Paul Theroux is the author of "The Mosquito Coast" and "Dark Safari"; his most recent book is "The Stranger at the Palazzo d'Oro and Other Stories."
Gail Godwin
Anton Chekhov wrote "The Lady with the Little Dog" in 1899, when his tuberculosis forced him to live out his winters in "the hot Siberia" of Yalta while his future wife, the young actress Olga Knipper, stayed in Moscow to star in his plays. The point of view throughout this extraordinary and unforgettable story is that of Dmitri Gurov, a cynical, married philanderer, as he seduces a young married woman he has seen walking with her little Pomeranian by the sea at Yalta. ("And only now when his head was grey he had fallen properly, really in love -- for the first time in his life.") In the process, Gurov minutely observes his whole life, and yet to the end he remains a mystery to himself. More than any other love story I know, "Lady" illustrates how no love affair is ever generic: It is as peculiar and irreplaceable as its set of lovers.
Gail Godwin is the author of "The Finishing School" and "The Good Husband"; her next novel, "Queen of the Underworld," and her memoir, "The Making of a Writer," will be published simultaneously next year.
Nick Hornby
I know it's everybody's favorite book of all time, but reading Gabriel García Márquez's One Hundred Years of Solitude nearly killed me; it certainly did a good job of convincing me that magical realism wasn't ever going to be my thing. ("Hold on . . . people can just do what they want?
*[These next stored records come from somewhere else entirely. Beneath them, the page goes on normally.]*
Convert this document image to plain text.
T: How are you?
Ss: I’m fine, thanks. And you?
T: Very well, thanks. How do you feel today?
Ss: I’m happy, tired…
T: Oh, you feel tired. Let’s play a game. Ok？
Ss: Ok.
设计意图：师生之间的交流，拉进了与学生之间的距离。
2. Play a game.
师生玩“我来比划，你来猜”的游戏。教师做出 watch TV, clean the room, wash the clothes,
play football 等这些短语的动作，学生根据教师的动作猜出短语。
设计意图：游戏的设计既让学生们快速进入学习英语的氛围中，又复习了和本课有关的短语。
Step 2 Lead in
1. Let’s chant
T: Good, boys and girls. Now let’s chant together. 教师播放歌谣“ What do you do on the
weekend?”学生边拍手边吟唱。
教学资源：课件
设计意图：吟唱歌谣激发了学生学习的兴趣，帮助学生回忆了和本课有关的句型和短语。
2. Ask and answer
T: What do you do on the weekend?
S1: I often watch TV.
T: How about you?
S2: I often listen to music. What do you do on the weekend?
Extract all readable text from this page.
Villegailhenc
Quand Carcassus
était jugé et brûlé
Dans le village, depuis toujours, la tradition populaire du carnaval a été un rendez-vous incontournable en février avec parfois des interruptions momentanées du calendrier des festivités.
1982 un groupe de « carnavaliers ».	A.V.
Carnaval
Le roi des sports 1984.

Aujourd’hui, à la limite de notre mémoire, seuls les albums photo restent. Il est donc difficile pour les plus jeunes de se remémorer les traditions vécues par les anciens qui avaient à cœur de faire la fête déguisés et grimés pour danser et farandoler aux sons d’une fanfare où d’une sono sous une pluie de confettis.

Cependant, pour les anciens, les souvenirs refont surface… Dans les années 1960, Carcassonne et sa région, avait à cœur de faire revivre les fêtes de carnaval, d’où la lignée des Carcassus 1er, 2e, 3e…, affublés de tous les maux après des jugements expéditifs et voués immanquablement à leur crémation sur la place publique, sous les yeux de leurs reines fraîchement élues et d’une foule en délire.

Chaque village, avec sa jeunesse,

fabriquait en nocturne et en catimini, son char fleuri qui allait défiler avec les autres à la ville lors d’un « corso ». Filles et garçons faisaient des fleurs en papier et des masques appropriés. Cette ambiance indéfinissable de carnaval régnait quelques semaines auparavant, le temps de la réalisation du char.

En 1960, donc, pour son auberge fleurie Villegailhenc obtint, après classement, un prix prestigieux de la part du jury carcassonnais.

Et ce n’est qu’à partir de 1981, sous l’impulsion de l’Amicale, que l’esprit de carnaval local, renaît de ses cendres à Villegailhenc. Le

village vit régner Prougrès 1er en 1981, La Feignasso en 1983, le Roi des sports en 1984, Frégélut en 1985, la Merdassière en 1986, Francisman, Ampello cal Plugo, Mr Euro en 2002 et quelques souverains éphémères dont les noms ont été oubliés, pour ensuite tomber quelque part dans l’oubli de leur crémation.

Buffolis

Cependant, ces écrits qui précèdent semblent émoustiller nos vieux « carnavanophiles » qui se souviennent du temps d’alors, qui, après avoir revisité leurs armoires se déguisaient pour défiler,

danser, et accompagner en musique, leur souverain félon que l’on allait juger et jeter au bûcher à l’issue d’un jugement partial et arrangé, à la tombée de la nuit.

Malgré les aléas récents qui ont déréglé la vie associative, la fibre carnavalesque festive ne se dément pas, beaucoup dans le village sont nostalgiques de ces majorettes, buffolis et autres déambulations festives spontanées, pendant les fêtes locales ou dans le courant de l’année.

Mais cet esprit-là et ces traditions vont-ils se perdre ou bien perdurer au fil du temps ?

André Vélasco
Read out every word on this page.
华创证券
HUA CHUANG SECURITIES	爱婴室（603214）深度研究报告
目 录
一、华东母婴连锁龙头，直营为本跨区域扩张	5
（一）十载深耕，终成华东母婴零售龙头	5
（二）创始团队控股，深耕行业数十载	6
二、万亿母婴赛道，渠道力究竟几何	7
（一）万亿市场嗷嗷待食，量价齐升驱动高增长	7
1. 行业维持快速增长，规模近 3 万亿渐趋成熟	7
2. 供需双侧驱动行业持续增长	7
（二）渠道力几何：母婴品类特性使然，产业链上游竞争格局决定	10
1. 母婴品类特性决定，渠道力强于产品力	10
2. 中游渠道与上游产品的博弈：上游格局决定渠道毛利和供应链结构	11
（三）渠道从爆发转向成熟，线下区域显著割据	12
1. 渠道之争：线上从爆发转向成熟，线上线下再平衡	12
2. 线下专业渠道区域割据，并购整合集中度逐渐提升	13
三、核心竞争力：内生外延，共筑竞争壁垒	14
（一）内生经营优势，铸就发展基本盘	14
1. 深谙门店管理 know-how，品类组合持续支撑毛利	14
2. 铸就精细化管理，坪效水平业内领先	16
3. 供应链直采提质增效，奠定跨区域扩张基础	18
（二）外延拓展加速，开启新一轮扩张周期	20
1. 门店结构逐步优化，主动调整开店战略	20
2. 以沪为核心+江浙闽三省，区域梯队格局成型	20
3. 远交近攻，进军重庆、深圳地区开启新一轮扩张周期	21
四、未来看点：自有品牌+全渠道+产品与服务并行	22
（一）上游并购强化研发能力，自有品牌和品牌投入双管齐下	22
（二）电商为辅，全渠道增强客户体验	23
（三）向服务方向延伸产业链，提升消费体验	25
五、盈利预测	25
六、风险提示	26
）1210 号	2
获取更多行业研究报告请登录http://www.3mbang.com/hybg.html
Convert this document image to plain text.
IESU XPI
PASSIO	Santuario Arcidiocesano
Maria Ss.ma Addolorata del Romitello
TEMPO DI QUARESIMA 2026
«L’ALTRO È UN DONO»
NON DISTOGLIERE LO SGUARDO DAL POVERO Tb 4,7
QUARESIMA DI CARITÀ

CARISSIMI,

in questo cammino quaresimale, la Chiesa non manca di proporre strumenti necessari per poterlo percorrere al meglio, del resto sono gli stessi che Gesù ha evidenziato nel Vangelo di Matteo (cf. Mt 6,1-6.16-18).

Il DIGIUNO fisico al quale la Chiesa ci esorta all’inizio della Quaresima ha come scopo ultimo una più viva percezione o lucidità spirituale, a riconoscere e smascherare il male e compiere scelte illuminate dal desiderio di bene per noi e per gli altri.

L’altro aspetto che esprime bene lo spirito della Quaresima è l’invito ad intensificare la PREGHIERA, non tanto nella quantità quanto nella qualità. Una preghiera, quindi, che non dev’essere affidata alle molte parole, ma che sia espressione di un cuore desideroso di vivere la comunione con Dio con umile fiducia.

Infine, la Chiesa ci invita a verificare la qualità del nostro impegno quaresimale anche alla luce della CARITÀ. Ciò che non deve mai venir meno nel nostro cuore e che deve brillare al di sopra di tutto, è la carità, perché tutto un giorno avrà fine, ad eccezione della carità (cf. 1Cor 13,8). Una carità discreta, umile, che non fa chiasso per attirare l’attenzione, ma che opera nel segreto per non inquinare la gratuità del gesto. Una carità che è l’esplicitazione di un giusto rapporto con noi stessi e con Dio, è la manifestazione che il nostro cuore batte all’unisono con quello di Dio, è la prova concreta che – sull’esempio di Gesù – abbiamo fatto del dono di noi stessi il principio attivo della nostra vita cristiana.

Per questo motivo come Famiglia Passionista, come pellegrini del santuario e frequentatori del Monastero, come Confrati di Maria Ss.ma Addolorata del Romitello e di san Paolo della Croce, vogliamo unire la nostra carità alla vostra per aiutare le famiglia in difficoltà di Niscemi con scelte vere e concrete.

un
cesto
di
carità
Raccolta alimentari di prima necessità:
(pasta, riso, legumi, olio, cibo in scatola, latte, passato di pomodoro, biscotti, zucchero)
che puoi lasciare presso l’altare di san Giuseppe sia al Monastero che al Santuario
Whenever they want to do it?") So I have no idea why I read Love in the Time of Cholera shortly afterward. I was in my twenties, and I dimly recall that it seemed to me at the time that I was going to be in love with the same unattainable woman for all eternity, and then I found a novel dealing explicitly and perfectly with this unhappy state. My own misery lasted just long enough to enable me to finish the novel and weep; if you find yourself in a similar place, pop a copy in the post to the relevant party today. It can't do any harm -- unless a little old man or lady knocks on your door in 50 years' time, expecting long-deferred and rapturous sexual union.
Nick Hornby is the author of "High Fidelity" and "How to Be Good."
Kay Redfield Jamison
In the months following my husband's death, I reread three of my favorite love stories: Graham Greene's The End of the Affair, Lewis Grassic Gibbon's Sunset Song and Alfred, Lord Tennyson's In Memoriam. All deal with love, death and the struggle to find that which endures. All grapple with doubt and faith. Of the three, Tennyson's beautiful and complex elegy affected me the most deeply, perhaps because his pain was so raw and his description of loss so real: the mourning, and then the dreadful missing; the "wild unrest that lives in woe"; the nights and seasons that pass unshared. Yet hope prevails -- despair cannot indefinitely "live with April days, / Or sadness in the summer moons" -- and love, however altered by time and circumstance, remains: "[The years] they went and came, / Remade the blood and changed the frame,/ And yet is love not less, but more."
Kay Redfield Jamison is a professor of psychiatry at the Johns Hopkins School of Medicine and author of "An Unquiet Mind"; her most recent book is "Exuberance."